Qu’est-ce alors que le conservatisme selon Mathieu Bock-Côté ? C’est une idée de l’homme et de la civilisation à laquelle il appartient, l’assertion de ce que l’homme a besoin d’ancrages, d’un rapport à l’Histoire et à un héritage qu’il doit préserver pour le transmettre à son tour.
Le 20e siècle, explique le sociologue, a été celui de la tentation de l’homme nouveau. Il s’agissait, pour quelques ingénieurs sociaux prétendant avoir une connaissance scientifique du bien, d’arracher l’homme à sa continuité et de le resocialiser de manière nouvelle en fonction d’une utopie de la société parfaite. Or, l’Histoire a démontré qu’une telle utopie aboutit toujours à la tyrannie.

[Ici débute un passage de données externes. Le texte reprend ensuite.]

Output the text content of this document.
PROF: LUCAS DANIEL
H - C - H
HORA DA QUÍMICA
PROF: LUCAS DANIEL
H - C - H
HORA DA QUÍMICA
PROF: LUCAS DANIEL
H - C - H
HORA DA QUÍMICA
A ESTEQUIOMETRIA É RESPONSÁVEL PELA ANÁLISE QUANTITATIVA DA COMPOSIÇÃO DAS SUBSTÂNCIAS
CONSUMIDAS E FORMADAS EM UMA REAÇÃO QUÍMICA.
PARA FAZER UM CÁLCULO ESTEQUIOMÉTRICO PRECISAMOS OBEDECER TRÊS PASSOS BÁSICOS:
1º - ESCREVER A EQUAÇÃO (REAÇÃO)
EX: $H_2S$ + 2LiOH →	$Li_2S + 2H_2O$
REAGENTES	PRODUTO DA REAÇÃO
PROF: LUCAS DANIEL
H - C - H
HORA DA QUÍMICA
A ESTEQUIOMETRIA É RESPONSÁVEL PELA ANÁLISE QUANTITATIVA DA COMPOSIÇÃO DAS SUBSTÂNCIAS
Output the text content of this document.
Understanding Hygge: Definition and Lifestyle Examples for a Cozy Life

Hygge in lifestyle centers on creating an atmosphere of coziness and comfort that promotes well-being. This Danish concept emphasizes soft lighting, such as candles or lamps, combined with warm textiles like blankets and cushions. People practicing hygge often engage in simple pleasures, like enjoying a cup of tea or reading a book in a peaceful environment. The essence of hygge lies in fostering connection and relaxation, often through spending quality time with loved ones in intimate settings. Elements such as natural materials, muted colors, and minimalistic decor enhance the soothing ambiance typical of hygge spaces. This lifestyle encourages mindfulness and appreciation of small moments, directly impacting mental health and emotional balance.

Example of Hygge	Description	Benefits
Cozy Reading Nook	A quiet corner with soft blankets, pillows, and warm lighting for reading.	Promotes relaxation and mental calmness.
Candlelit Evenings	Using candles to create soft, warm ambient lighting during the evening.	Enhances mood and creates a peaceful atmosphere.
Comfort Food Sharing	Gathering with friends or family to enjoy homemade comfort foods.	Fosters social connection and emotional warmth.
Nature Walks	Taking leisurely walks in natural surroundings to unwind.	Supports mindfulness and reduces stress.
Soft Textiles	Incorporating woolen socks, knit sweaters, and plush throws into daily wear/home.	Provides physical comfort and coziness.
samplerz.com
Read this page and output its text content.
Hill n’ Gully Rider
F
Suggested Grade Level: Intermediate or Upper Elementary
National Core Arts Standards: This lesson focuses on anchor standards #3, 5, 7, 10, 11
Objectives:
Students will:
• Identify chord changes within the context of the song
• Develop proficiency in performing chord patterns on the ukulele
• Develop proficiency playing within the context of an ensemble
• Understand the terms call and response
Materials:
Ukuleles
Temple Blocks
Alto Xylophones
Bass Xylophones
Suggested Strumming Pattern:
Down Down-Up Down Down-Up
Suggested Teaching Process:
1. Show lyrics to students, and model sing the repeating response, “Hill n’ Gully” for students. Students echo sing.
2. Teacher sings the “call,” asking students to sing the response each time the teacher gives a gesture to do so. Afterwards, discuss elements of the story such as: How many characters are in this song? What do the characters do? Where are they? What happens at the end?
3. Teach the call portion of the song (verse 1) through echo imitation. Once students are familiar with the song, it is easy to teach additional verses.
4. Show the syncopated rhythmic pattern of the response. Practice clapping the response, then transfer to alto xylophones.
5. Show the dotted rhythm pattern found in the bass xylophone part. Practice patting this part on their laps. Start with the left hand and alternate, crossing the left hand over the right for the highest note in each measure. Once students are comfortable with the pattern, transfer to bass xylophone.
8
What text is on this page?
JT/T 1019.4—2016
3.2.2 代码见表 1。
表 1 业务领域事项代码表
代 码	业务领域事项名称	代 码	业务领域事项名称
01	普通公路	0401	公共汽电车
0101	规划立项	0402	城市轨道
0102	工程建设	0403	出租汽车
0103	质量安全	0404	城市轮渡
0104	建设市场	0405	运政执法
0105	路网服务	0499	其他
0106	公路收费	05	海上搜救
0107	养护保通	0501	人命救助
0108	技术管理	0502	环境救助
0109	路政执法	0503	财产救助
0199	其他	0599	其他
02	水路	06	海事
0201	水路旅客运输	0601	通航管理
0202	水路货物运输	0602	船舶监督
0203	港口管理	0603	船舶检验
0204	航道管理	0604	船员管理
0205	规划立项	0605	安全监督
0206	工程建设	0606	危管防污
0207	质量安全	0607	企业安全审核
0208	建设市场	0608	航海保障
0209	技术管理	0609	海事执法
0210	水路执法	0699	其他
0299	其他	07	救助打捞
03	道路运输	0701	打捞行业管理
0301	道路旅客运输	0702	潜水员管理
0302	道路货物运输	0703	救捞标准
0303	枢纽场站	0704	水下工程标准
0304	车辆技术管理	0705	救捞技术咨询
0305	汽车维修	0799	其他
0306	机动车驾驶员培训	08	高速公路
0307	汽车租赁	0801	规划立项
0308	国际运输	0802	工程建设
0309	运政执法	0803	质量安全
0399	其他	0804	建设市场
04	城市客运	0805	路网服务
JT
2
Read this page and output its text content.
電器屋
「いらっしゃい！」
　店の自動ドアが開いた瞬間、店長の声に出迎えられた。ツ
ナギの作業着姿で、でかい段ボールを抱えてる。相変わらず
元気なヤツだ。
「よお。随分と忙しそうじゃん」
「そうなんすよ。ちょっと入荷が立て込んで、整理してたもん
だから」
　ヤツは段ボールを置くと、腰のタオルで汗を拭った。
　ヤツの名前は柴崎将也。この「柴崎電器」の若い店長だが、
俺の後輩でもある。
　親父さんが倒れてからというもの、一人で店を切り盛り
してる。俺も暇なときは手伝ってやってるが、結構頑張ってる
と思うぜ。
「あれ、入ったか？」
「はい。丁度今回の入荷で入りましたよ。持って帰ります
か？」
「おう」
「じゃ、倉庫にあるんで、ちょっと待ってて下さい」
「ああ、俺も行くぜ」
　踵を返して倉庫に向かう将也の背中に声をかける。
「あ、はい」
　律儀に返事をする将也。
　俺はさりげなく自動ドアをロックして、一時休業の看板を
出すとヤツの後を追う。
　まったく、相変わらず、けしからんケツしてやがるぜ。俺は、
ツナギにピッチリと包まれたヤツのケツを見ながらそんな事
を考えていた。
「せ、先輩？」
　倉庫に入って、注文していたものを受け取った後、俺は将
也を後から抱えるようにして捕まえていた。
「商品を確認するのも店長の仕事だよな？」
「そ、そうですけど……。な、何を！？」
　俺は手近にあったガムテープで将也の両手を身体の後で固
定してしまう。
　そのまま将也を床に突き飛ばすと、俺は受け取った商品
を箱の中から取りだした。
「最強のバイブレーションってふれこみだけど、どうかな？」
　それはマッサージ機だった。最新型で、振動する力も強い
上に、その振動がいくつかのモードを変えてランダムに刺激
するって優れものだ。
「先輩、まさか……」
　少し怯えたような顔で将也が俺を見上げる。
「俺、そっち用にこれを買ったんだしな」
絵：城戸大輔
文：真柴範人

Cette utopie de l’homme nouveau, cette prétention de conditionner l’homme de manière nouvelle en fonction d’une idéologie dominante, l’agit-prop marxisante sont de retour sous une nouvelle parure.
Le conservatisme, au contraire, récuse cette prétention de l’homme à jouer un rôle de démiurge et à recréer la société et l’homme en façonnant ce dernier sur base d’une vision utopique de la première. Il n’appartient pas à l’homme de recréer ex nihilo l’homme et le monde ; il appartient à l’homme de le préserver, de l’aménager et de l’améliorer.
Il nous faut absolument nous opposer à tout ce qui nous priverait de notre liberté et de notre épanouissement personnel et aussi, bien sûr, nous méfier des populismes réducteurs qui se contentent de récupérer et d’instrumentaliser les inquiétudes de l’homme déboussolé par le vide de sens.
Les promesses de la classe politique consistent habituellement en autant de miroirs aux alouettes. Puisse Alain Destexhe néanmoins tenir la sienne d’inviter régulièrement d’autres orateurs de même qualité, dût leur discours, comme celui de Mathieu Bock-Côté, diverger du « politiquement correct ».